Check with the applicant before you write the reference letter, since there may be certain details she wants included in the letter and others she would prefer not be in it. Ask her to provide you with any specific information she has from immigration officials about how references should be handled.
Begin the letter with the salutation, "To Whom It May Concern," rather than a specific person, since the letter will be read by a number of people in different capacities.
Explain why you are writing the letter and for whom. For example, writing, "This letter is to provide information about Jane Doe's employment with John Smith Corporation" in the first paragraph immediately gives the reader information about the subject of the letter and the company she worked for.

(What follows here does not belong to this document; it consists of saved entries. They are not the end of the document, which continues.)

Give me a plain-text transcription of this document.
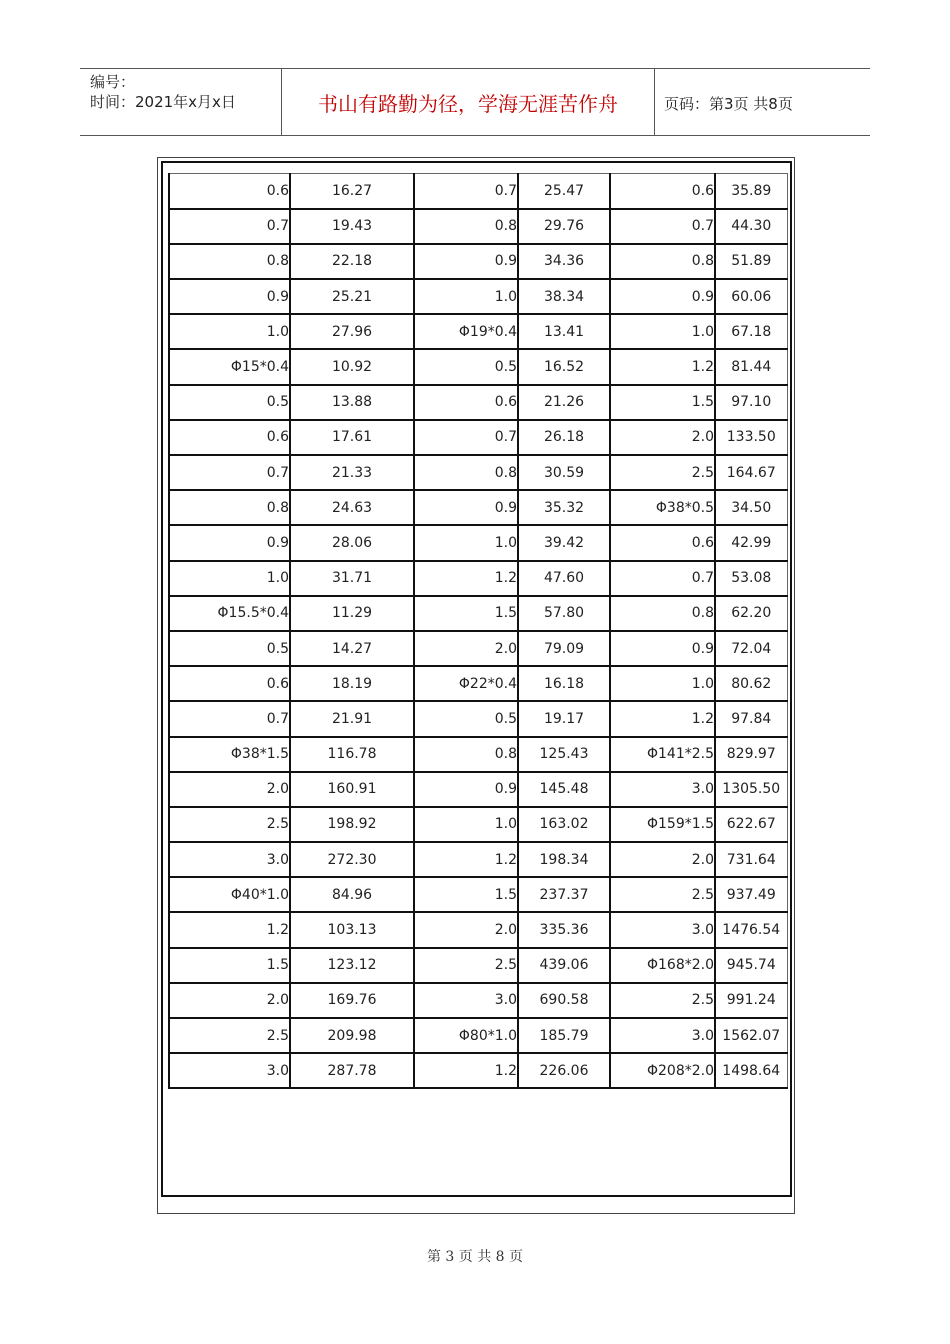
编号：
时间：2021年x月x日	书山有路勤为径，学海无涯苦作舟	页码：第3页 共8页
0.6	16.27	0.7	25.47	0.6	35.89
0.7	19.43	0.8	29.76	0.7	44.30
0.8	22.18	0.9	34.36	0.8	51.89
0.9	25.21	1.0	38.34	0.9	60.06
1.0	27.96	Φ19*0.4	13.41	1.0	67.18
Φ15*0.4	10.92	0.5	16.52	1.2	81.44
0.5	13.88	0.6	21.26	1.5	97.10
0.6	17.61	0.7	26.18	2.0	133.50
0.7	21.33	0.8	30.59	2.5	164.67
0.8	24.63	0.9	35.32	Φ38*0.5	34.50
0.9	28.06	1.0	39.42	0.6	42.99
1.0	31.71	1.2	47.60	0.7	53.08
Φ15.5*0.4	11.29	1.5	57.80	0.8	62.20
0.5	14.27	2.0	79.09	0.9	72.04
0.6	18.19	Φ22*0.4	16.18	1.0	80.62
0.7	21.91	0.5	19.17	1.2	97.84
Φ38*1.5	116.78	0.8	125.43	Φ141*2.5	829.97
2.0	160.91	0.9	145.48	3.0	1305.50
2.5	198.92	1.0	163.02	Φ159*1.5	622.67
3.0	272.30	1.2	198.34	2.0	731.64
Φ40*1.0	84.96	1.5	237.37	2.5	937.49
1.2	103.13	2.0	335.36	3.0	1476.54
1.5	123.12	2.5	439.06	Φ168*2.0	945.74
2.0	169.76	3.0	690.58	2.5	991.24
2.5	209.98	Φ80*1.0	185.79	3.0	1562.07
3.0	287.78	1.2	226.06	Φ208*2.0	1498.64
第 3 页 共 8 页
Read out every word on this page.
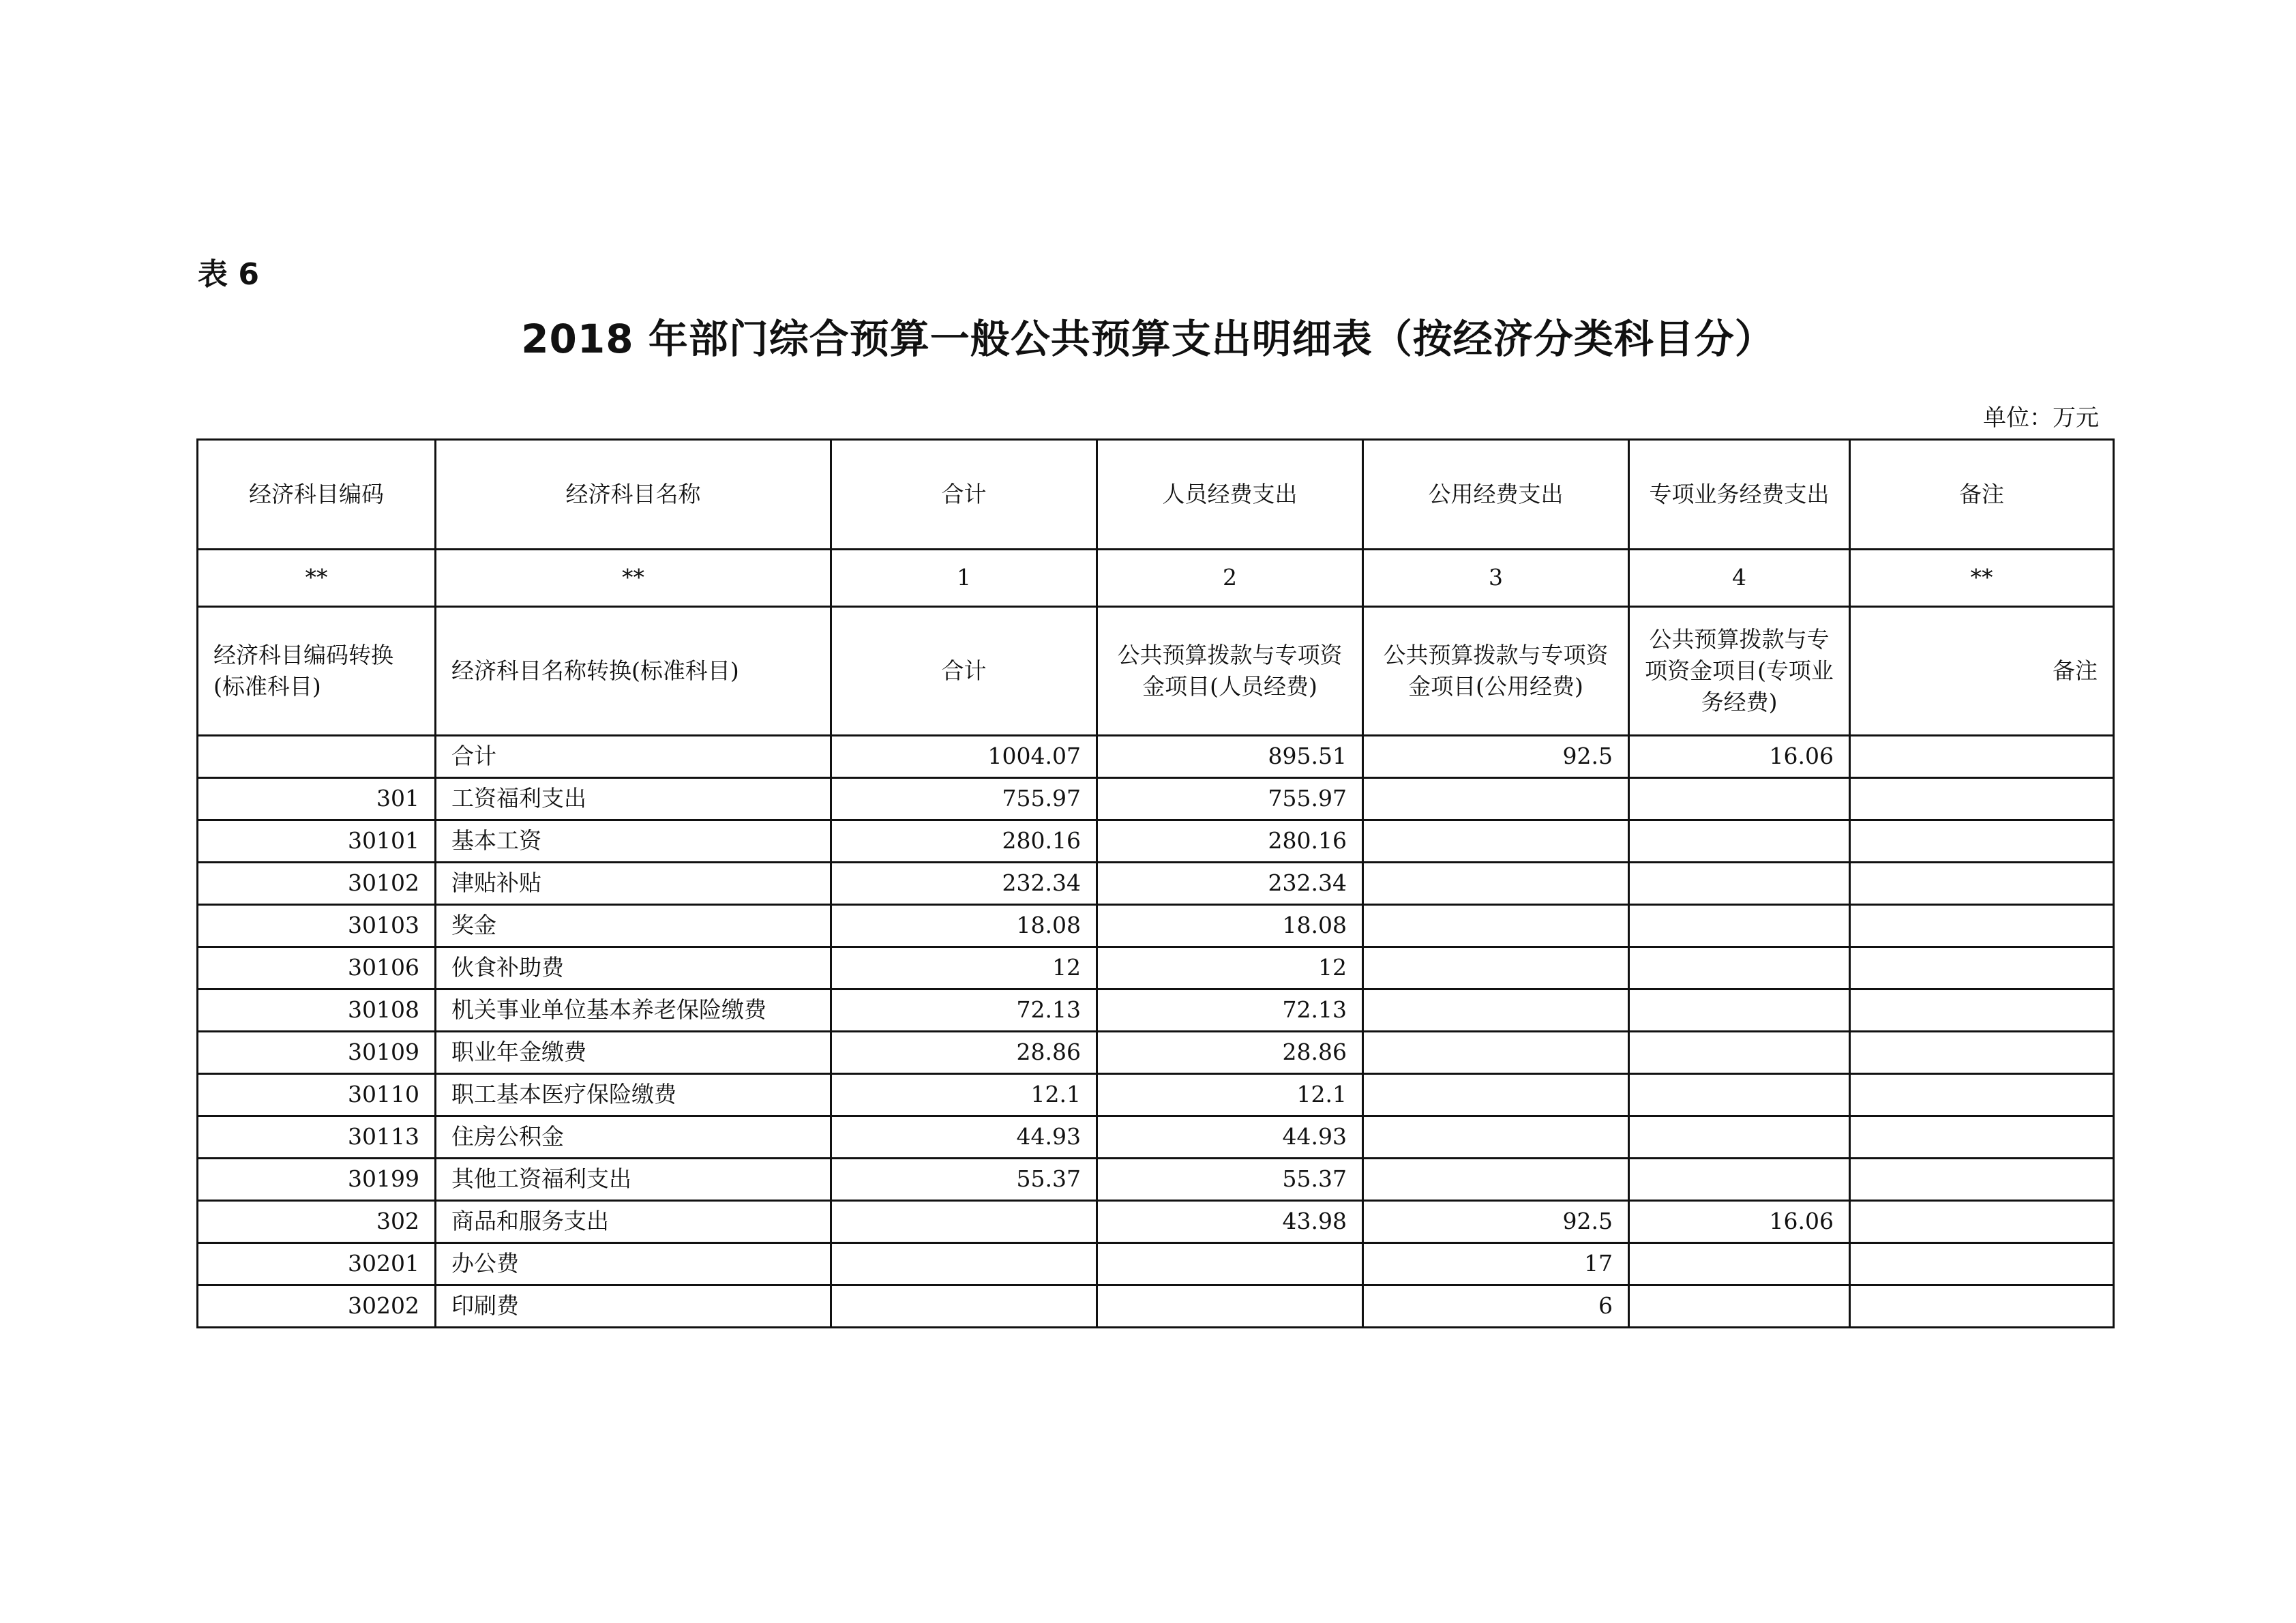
表 6

2018 年部门综合预算一般公共预算支出明细表（按经济分类科目分）

单位：万元

经济科目编码	经济科目名称	合计	人员经费支出	公用经费支出	专项业务经费支出	备注
**	**	1	2	3	4	**
经济科目编码转换(标准科目)	经济科目名称转换(标准科目)	合计	公共预算拨款与专项资金项目(人员经费)	公共预算拨款与专项资金项目(公用经费)	公共预算拨款与专项资金项目(专项业务经费)	备注
	合计	1004.07	895.51	92.5	16.06	
301	工资福利支出	755.97	755.97			
30101	基本工资	280.16	280.16			
30102	津贴补贴	232.34	232.34			
30103	奖金	18.08	18.08			
30106	伙食补助费	12	12			
30108	机关事业单位基本养老保险缴费	72.13	72.13			
30109	职业年金缴费	28.86	28.86			
30110	职工基本医疗保险缴费	12.1	12.1			
30113	住房公积金	44.93	44.93			
30199	其他工资福利支出	55.37	55.37			
302	商品和服务支出		43.98	92.5	16.06	
30201	办公费			17		
30202	印刷费			6		
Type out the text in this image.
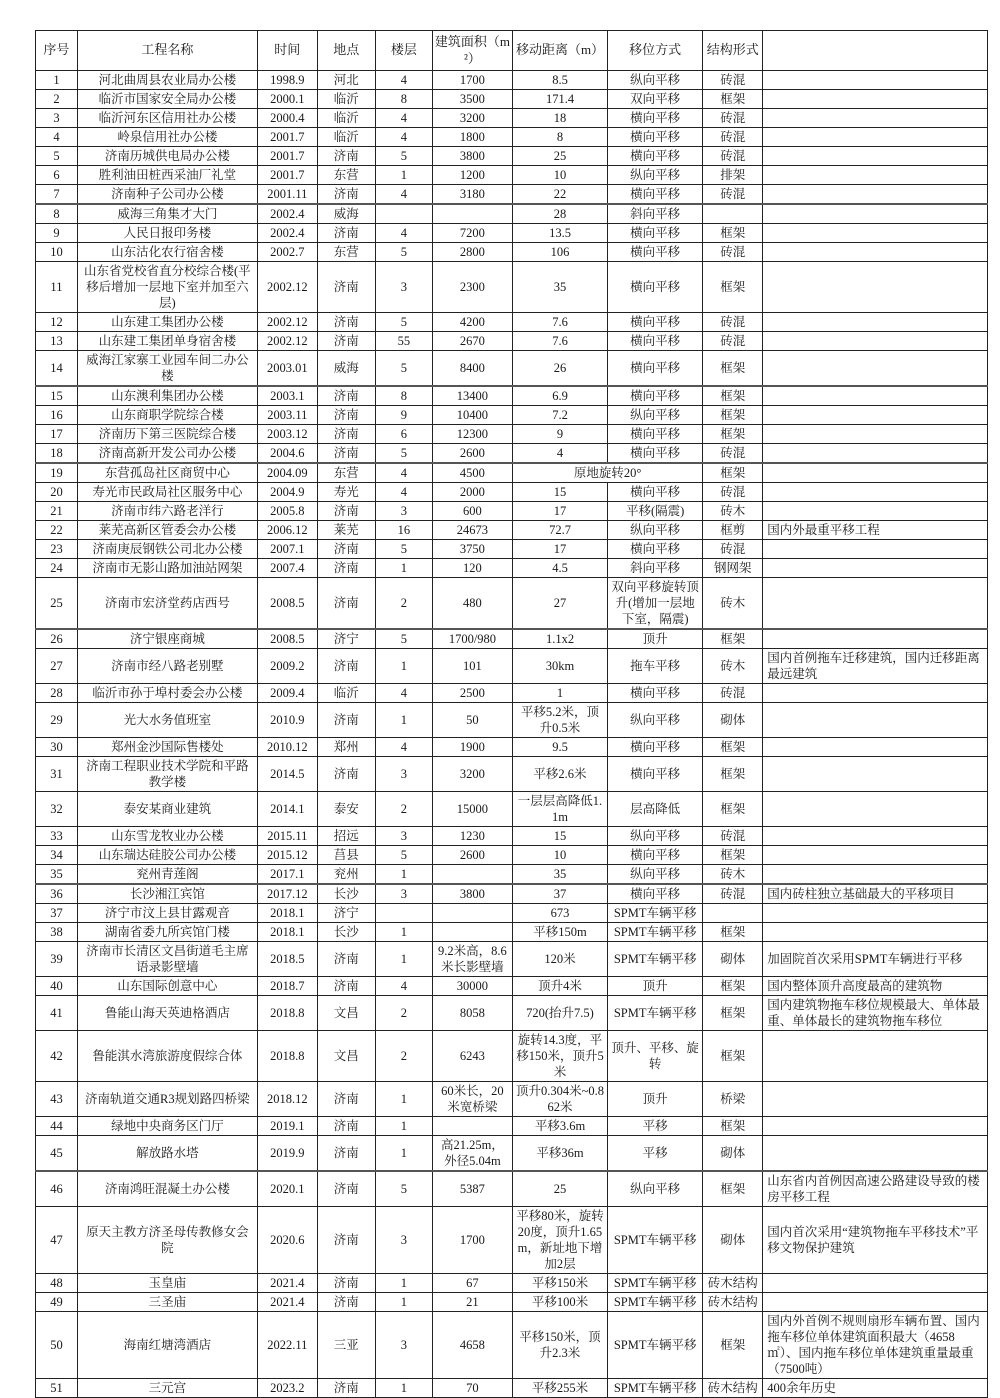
序号	工程名称	时间	地点	楼层	建筑面积（m²）	移动距离（m）	移位方式	结构形式	
1	河北曲周县农业局办公楼	1998.9	河北	4	1700	8.5	纵向平移	砖混	
2	临沂市国家安全局办公楼	2000.1	临沂	8	3500	171.4	双向平移	框架	
3	临沂河东区信用社办公楼	2000.4	临沂	4	3200	18	横向平移	砖混	
4	岭泉信用社办公楼	2001.7	临沂	4	1800	8	横向平移	砖混	
5	济南历城供电局办公楼	2001.7	济南	5	3800	25	横向平移	砖混	
6	胜利油田桩西采油厂礼堂	2001.7	东营	1	1200	10	纵向平移	排架	
7	济南种子公司办公楼	2001.11	济南	4	3180	22	横向平移	砖混	
8	威海三角集才大门	2002.4	威海			28	斜向平移		
9	人民日报印务楼	2002.4	济南	4	7200	13.5	横向平移	框架	
10	山东沽化农行宿舍楼	2002.7	东营	5	2800	106	横向平移	砖混	
11	山东省党校省直分校综合楼(平移后增加一层地下室并加至六层)	2002.12	济南	3	2300	35	横向平移	框架	
12	山东建工集团办公楼	2002.12	济南	5	4200	7.6	横向平移	砖混	
13	山东建工集团单身宿舍楼	2002.12	济南	55	2670	7.6	横向平移	砖混	
14	威海江家寨工业园车间二办公楼	2003.01	威海	5	8400	26	横向平移	框架	
15	山东澳利集团办公楼	2003.1	济南	8	13400	6.9	横向平移	框架	
16	山东商职学院综合楼	2003.11	济南	9	10400	7.2	纵向平移	框架	
17	济南历下第三医院综合楼	2003.12	济南	6	12300	9	横向平移	框架	
18	济南高新开发公司办公楼	2004.6	济南	5	2600	4	横向平移	砖混	
19	东营孤岛社区商贸中心	2004.09	东营	4	4500	原地旋转20°		框架	
20	寿光市民政局社区服务中心	2004.9	寿光	4	2000	15	横向平移	砖混	
21	济南市纬六路老洋行	2005.8	济南	3	600	17	平移(隔震)	砖木	
22	莱芜高新区管委会办公楼	2006.12	莱芜	16	24673	72.7	纵向平移	框剪	国内外最重平移工程
23	济南庚辰钢铁公司北办公楼	2007.1	济南	5	3750	17	横向平移	砖混	
24	济南市无影山路加油站网架	2007.4	济南	1	120	4.5	斜向平移	钢网架	
25	济南市宏济堂药店西号	2008.5	济南	2	480	27	双向平移旋转顶升(增加一层地下室，隔震)	砖木	
26	济宁银座商城	2008.5	济宁	5	1700/980	1.1x2	顶升	框架	
27	济南市经八路老别墅	2009.2	济南	1	101	30km	拖车平移	砖木	国内首例拖车迁移建筑，国内迁移距离最远建筑
28	临沂市孙于埠村委会办公楼	2009.4	临沂	4	2500	1	横向平移	砖混	
29	光大水务值班室	2010.9	济南	1	50	平移5.2米，顶升0.5米	纵向平移	砌体	
30	郑州金沙国际售楼处	2010.12	郑州	4	1900	9.5	横向平移	框架	
31	济南工程职业技术学院和平路教学楼	2014.5	济南	3	3200	平移2.6米	横向平移	框架	
32	泰安某商业建筑	2014.1	泰安	2	15000	一层层高降低1.1m	层高降低	框架	
33	山东雪龙牧业办公楼	2015.11	招远	3	1230	15	纵向平移	砖混	
34	山东瑞达硅胶公司办公楼	2015.12	莒县	5	2600	10	横向平移	框架	
35	兖州青莲阁	2017.1	兖州	1		35	纵向平移	砖木	
36	长沙湘江宾馆	2017.12	长沙	3	3800	37	横向平移	砖混	国内砖柱独立基础最大的平移项目
37	济宁市汶上县甘露观音	2018.1	济宁			673	SPMT车辆平移		
38	湖南省委九所宾馆门楼	2018.1	长沙	1		平移150m	SPMT车辆平移	框架	
39	济南市长清区文昌街道毛主席语录影壁墙	2018.5	济南	1	9.2米高，8.6米长影壁墙	120米	SPMT车辆平移	砌体	加固院首次采用SPMT车辆进行平移
40	山东国际创意中心	2018.7	济南	4	30000	顶升4米	顶升	框架	国内整体顶升高度最高的建筑物
41	鲁能山海天英迪格酒店	2018.8	文昌	2	8058	720(抬升7.5)	SPMT车辆平移	框架	国内建筑物拖车移位规模最大、单体最重、单体最长的建筑物拖车移位
42	鲁能淇水湾旅游度假综合体	2018.8	文昌	2	6243	旋转14.3度，平移150米，顶升5米	顶升、平移、旋转	框架	
43	济南轨道交通R3规划路四桥梁	2018.12	济南	1	60米长，20米宽桥梁	顶升0.304米~0.862米	顶升	桥梁	
44	绿地中央商务区门厅	2019.1	济南	1		平移3.6m	平移	框架	
45	解放路水塔	2019.9	济南	1	高21.25m，外径5.04m	平移36m	平移	砌体	
46	济南鸿旺混凝土办公楼	2020.1	济南	5	5387	25	纵向平移	框架	山东省内首例因高速公路建设导致的楼房平移工程
47	原天主教方济圣母传教修女会院	2020.6	济南	3	1700	平移80米，旋转20度，顶升1.65m，新址地下增加2层	SPMT车辆平移	砌体	国内首次采用“建筑物拖车平移技术”平移文物保护建筑
48	玉皇庙	2021.4	济南	1	67	平移150米	SPMT车辆平移	砖木结构	
49	三圣庙	2021.4	济南	1	21	平移100米	SPMT车辆平移	砖木结构	
50	海南红塘湾酒店	2022.11	三亚	3	4658	平移150米，顶升2.3米	SPMT车辆平移	框架	国内外首例不规则扇形车辆布置、国内拖车移位单体建筑面积最大（4658㎡）、国内拖车移位单体建筑重量最重（7500吨）
51	三元宫	2023.2	济南	1	70	平移255米	SPMT车辆平移	砖木结构	400余年历史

State the dates and timeframe the applicant worked for your company. For example, "She worked at John Smith Corporation from July 2010 to May 2011. She worked 40 hours per week for a total of 1,600 hours during a 10-month period." Include the length of time you have known the applicant. Immigration departments want evidence the applicant has a good work ethic, shows up for work consistently and can cultivate long-term relationships.
State the applicant's main responsibilities in her job. You can list them or include them in a paragraph. Stick to the required responsibilities of the job; you can provide details about extra work she did in a paragraph describing her work performance.
Give details about the applicant's performance. Did she exceed your expectations and complete tasks beyond those in her job description? Did she have positive relationships with other employees? Was she well-liked by clients? Mention specific skills, such as, "Her superb communication skills have been invaluable," or, "Jane thrives on helping others and has strong leadership skills." Use action verbs to give her positive qualities more strength. Include reasons why you think she will be an asset to the country she wishes to immigrate to.
Report the applicant's salary relative to other people in the same position at your company. Did she receive the standard salary, a little more or a little less? If not standard, give the reasons why. Immigration departments want to know the applicant is capable of supporting herself to determine whether she could require government assistance.
Stress your willingness to rehire her, if true. This tells immigration officials she likely will have few difficulties finding a job in her new country.
Include your contact information; some immigration departments verify references. A telephone number and an email address usually are sufficient. If they cannot contact you, they may not process the reference letter, so make sure the information is correct.
Be complimentary but not effusive. Too much praise can be perceived as not being genuine.